Tal cena aparece a partir do quarto parágrafo, enquanto os anteriores, que
abrem o romance, nos recepcionam como se fossem o intróito de uma exposição
conceitual. Estes quatro parágrafos iniciais prenunciam um tratado de
psicologia social ou de uma incerta teoria do autoconhecimento. Deste modo,
entramos no universo ficcional de Paulo Wainberg de maneira tão incerta e
confusa quanto o universo psíquico do seu personagem. Os caminhos que
percorremos suspendem as nossas diretrizes e quase certezas habituais para
instalar um estado de inquietação que nos aproxima do inominado protagonista.
Mesmo em condições de
conhecer o personagem e seus labirintos interiores não ficamos sabendo o seu
nome. Ele não nos diz; fazendo desfilar, apenas, as suas reflexões; seus gestos
de homem comum, marcado pela incomum individualidade das anônimas figuras do
cotidiano.
Na verdade, acompanhando o fio
condutor da trajetória do protagonista-narrador de Os malditos vemos desfilar diante dos nossos olhos, como numa
viagem a bordo de um trem que percorre paisagens inesperadas, os desencontros
humanos, com suas mesquinhas tragédias, seus medos e fantasmas. São universos
humanos díspares que aparecem no romance, desde o cotidiano de um ocioso homem
comum até os incertos horizontes da família de um perigoso assaltante e
latrocida.
Mas a narrativa cresce à proporção
que o fim do livro vai chegando, para ganhar nas últimas páginas as dimensões
de uma obra densa e capaz de figurar entre os bons momentos da nossa narrativa
de ficção. A ironia, que no início do livro parece conviver com uma pitoresca
superficialidade cotidiana, por fim, cede lugar ao destino e à condição do
homem. O leitor sai das páginas do romance de Paulo Wainberg gratificado pelo
encontro com este tortuoso narrador-protagonista, que fala por si e pelo
silêncio do outro.
* * *
O autor de Os malditos, publicado pela editora Tchê!, de Porto Alegre, é o mesmo
Paulo Wainberg de O Carrilhão quebrado,
ou de O homem de papel, Conversa de verão
e A resposta final. Este gaúcho faz
parte de uma geração de romancistas e contistas que transformou Porto Alegre
num importante núcleo da ficção brasileira. Se na primeira metade do século a
explosão regionalista dos nordestinos marcou definitivamente a literatura
brasileira, assim como os momentos posteriores foram ocupados pelo engenho
criador dos mineiros, agora Minas cede espaço para o Rio Grande do Sul. Neste
Estado acontece muito do que há de ficar como os bons momentos da literatura do
Brasil no final do século.
E o papel desempenhado pelos gaúchos
é mais notável ainda quando sabemos que eles constituem não apenas um polo
criador da literatura, mas também um significativo polo receptor. O mercado
livreiro do Rio Grande do Sul é hoje, proporcionalmente, tão importante quanto
o do eixo Rio-São Paulo. Nenhum estado brasileiro, fora do chamado eixo central
ou nacional, tem apresentado resultados editoriais tão notáveis. Além de
editoras nacionalmente conhecidas como a Mercado Aberto, a L&PM ou a Tchê!,
o Instituto Estadual do Livro apresenta um trabalho que suplanta o do – falecido
e de saudosa memória – Instituto Nacional do Livro.

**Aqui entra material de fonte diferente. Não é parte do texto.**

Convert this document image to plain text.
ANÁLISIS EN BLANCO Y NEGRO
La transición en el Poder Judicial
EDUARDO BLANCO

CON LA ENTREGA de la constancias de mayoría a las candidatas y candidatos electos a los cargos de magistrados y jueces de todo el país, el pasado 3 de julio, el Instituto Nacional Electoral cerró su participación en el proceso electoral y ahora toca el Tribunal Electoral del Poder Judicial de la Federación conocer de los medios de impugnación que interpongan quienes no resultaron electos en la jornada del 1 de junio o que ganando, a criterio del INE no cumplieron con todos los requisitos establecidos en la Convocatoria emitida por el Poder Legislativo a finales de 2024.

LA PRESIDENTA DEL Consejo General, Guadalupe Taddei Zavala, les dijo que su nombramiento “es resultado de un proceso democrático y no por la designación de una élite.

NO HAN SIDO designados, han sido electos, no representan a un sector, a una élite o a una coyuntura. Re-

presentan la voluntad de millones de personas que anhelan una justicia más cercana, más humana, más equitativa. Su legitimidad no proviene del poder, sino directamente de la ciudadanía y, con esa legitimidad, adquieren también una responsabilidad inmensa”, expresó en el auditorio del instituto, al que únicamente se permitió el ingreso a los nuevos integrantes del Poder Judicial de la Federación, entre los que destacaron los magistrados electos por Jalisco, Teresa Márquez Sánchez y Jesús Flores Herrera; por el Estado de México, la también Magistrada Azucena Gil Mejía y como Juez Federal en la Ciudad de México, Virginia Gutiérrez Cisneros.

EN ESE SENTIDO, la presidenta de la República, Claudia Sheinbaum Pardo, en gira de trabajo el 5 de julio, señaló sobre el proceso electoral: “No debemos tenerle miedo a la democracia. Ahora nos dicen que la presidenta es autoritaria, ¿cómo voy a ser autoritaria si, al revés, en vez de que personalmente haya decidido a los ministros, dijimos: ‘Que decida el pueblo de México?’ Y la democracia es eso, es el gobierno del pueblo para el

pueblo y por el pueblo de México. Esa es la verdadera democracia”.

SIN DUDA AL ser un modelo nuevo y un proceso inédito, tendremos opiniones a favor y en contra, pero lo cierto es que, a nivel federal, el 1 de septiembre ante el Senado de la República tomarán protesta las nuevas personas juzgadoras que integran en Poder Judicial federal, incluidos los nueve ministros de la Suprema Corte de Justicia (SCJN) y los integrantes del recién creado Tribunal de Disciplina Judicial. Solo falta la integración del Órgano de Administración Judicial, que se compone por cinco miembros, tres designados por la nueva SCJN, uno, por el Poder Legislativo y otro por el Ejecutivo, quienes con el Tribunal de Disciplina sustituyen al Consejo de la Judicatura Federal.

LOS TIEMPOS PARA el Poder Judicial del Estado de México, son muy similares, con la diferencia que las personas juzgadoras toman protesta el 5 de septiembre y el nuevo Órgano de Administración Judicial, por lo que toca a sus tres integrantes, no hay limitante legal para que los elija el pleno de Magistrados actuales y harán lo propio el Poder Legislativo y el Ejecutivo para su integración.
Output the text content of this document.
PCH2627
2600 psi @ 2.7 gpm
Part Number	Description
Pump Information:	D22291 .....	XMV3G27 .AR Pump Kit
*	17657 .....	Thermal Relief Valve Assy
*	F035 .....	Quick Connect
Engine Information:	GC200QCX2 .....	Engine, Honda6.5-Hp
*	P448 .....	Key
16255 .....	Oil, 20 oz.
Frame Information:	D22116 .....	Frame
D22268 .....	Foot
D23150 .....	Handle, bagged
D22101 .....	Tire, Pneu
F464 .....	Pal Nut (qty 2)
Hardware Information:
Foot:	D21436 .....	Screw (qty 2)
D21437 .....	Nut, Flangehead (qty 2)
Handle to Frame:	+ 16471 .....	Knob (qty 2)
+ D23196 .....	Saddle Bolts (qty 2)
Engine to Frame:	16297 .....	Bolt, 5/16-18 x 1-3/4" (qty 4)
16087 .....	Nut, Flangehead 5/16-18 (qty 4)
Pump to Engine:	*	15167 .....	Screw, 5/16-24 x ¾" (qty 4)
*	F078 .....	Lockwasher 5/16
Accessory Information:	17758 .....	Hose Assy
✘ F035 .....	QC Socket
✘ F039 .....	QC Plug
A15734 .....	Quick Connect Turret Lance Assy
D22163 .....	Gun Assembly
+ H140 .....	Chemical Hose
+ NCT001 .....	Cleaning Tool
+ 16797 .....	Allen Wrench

O Rio Grande do Sul é hoje o país
dos gaúchos, com um movimento cultural e editorial próprio. Se avaliarmos o que
se produz e consome em termos de livros dentro do Estado, chegaremos à
surpreendente conclusão de que o Rio Grande do Sul apresenta índices nove vezes
superiores ao do Brasil como um todo. Deste modo, comparado ao nosso imenso
país tropical, o pequeno Rio Grande tem um desempenho similar ao dos países do
primeiro mundo.
A história da literatura brasileira
que hoje se escreve abre um grande capítulo para conter o universo dos pampas e
o Porto sempre Alegre das naus da criatividade.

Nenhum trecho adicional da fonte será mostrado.